EDTECH #505 Reflection 9 – Data Representation

It was very helpful to spend some time reviewing good practices for data representation in print.  While I have frequently made use of charts and imagery to highlight or break down data, I never gave much thought to how that information could be prepared to present the strongest statistics possible without misleading the reader.  My lack of thought in this regard may stem from my lack of use of pictures in charts, leaning more towards graphs or pie charts.  After processing the readings and reviewing samples however, it became clear how easily images can distort and mislead a reader.  The problem arises from the fact that scaling an image up or down changes more than one variable.  As an image scales up or down both width and height change which conveys information that is not necessarily relevant or true to the data collected.  The whole point of conveying data in the form of charts, tables, graphs, and images in a scientific or educational presentation is to support the relevancy of the material contained within the presentation.  Using supporting data that misleads the reader or audience completely defeats the purpose.

I think that moving forward it will still require a fair amount of practice and simple trial and error to determine which forms of data presentation are the most appropriate in any given situation.  Moving forward in evaluation and Education Technology, I do not expect that finding evaluations to practice on will be a problem, and for the most part, any presentation can make use of the accurate portrayal of supporting data!

505 Reflection #7 Rubric’s

The notion of rubrics, is a good one.  A rubric provides a road map of expectations from instructor to student outlining the path to the successful completion of an assignment.  While there are arguments against rubrics, they mostly seem to center around the degradation of student work (quality) because students are given the “bare minimum” requirements to succeed in the assigned task.  While this may be the case for some students, one can not discount that there will always be students in any given subject or class who are determined to put forth the least amount of effort possible while still completing the objective assigned.  Providing the crteria which will be used to assess these works ahead of time ensures that those completing the assignments have a road map to follow to ensure they complete the instructors list of objectives and don’t stray from the assignment’s paramaters.

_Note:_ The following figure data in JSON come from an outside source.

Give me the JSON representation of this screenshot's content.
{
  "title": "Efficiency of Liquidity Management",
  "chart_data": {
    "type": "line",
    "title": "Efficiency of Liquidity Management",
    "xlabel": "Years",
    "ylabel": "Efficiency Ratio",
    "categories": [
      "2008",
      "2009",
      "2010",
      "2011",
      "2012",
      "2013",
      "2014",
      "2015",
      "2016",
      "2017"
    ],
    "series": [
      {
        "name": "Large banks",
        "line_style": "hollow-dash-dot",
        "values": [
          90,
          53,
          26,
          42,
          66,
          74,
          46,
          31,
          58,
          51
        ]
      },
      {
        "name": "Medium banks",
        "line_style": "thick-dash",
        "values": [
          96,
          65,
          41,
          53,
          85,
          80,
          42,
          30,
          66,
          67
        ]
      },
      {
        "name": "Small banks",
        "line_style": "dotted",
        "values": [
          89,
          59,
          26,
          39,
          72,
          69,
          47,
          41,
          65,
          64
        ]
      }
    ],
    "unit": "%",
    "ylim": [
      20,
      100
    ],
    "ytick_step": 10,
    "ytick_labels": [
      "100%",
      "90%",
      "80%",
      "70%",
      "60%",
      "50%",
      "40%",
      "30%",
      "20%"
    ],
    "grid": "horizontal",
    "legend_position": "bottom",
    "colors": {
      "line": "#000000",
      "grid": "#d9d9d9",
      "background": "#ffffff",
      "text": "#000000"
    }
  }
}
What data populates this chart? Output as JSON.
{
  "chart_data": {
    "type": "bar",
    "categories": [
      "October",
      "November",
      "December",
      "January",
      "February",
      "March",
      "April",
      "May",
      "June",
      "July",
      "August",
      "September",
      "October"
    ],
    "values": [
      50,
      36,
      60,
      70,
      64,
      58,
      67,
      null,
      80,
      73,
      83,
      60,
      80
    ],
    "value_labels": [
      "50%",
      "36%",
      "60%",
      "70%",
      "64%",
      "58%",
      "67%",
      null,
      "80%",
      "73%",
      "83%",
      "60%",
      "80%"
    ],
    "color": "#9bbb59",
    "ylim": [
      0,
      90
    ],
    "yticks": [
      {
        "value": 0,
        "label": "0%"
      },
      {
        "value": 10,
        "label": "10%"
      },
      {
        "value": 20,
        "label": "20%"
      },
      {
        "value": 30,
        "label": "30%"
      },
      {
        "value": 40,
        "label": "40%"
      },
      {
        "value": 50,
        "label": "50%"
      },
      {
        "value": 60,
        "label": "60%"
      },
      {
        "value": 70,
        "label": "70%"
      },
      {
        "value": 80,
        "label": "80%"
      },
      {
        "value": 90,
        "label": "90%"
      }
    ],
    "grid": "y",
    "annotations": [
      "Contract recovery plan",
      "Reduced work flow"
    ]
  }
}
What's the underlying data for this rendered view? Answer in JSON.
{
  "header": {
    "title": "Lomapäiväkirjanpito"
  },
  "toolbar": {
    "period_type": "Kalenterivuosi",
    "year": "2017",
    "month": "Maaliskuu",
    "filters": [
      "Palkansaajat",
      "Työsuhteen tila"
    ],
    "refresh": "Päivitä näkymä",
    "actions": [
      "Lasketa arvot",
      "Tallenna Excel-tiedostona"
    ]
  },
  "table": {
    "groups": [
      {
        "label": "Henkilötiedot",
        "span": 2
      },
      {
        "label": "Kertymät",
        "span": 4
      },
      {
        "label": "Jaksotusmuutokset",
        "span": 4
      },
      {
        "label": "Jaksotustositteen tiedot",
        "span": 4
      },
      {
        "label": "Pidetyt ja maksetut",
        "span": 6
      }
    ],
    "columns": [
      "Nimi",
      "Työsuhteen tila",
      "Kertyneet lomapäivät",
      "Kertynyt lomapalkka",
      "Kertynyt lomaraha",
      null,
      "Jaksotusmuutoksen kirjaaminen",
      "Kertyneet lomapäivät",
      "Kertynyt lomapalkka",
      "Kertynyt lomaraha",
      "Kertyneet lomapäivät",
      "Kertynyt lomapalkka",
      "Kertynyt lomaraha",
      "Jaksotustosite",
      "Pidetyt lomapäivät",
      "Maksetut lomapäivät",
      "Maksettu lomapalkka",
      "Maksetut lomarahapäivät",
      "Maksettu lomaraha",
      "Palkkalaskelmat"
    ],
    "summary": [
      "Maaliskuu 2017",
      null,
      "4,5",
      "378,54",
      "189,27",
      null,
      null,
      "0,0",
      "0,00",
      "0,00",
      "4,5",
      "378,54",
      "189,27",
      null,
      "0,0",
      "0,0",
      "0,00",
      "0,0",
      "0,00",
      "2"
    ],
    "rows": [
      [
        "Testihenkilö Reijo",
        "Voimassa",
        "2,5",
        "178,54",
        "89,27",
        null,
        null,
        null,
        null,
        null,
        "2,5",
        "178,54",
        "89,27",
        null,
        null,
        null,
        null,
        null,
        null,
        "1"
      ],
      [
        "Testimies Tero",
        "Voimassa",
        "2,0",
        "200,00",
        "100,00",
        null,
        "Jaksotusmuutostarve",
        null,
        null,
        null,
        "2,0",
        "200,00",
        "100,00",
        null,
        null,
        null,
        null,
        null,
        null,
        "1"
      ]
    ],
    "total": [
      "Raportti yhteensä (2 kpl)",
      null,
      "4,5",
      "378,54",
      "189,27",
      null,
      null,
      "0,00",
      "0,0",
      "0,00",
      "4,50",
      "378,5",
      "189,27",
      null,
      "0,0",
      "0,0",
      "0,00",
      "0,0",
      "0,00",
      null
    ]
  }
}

While not an exclusive tool of acadameia, rubric’s seem to have less bearing in the private sector then they do in an academic setting.  Rubric’s, by their very nature, break down a task into various levels of correctness or point spread for grading purposes 70-80, 80-90, etc.  There are certianly situations in business education where grading occurs in which a rubric could be useful, but much of the time tasks, projects, or assignments are either right or wrong, complete or incomplete.  In these situations a rubric would not appear to be a relavent resource.  Case in point, business development courses or even licensing courses are, in my experience, pass fail.  You complete the work in a satisfactory manner and pass, or you do not and you fail.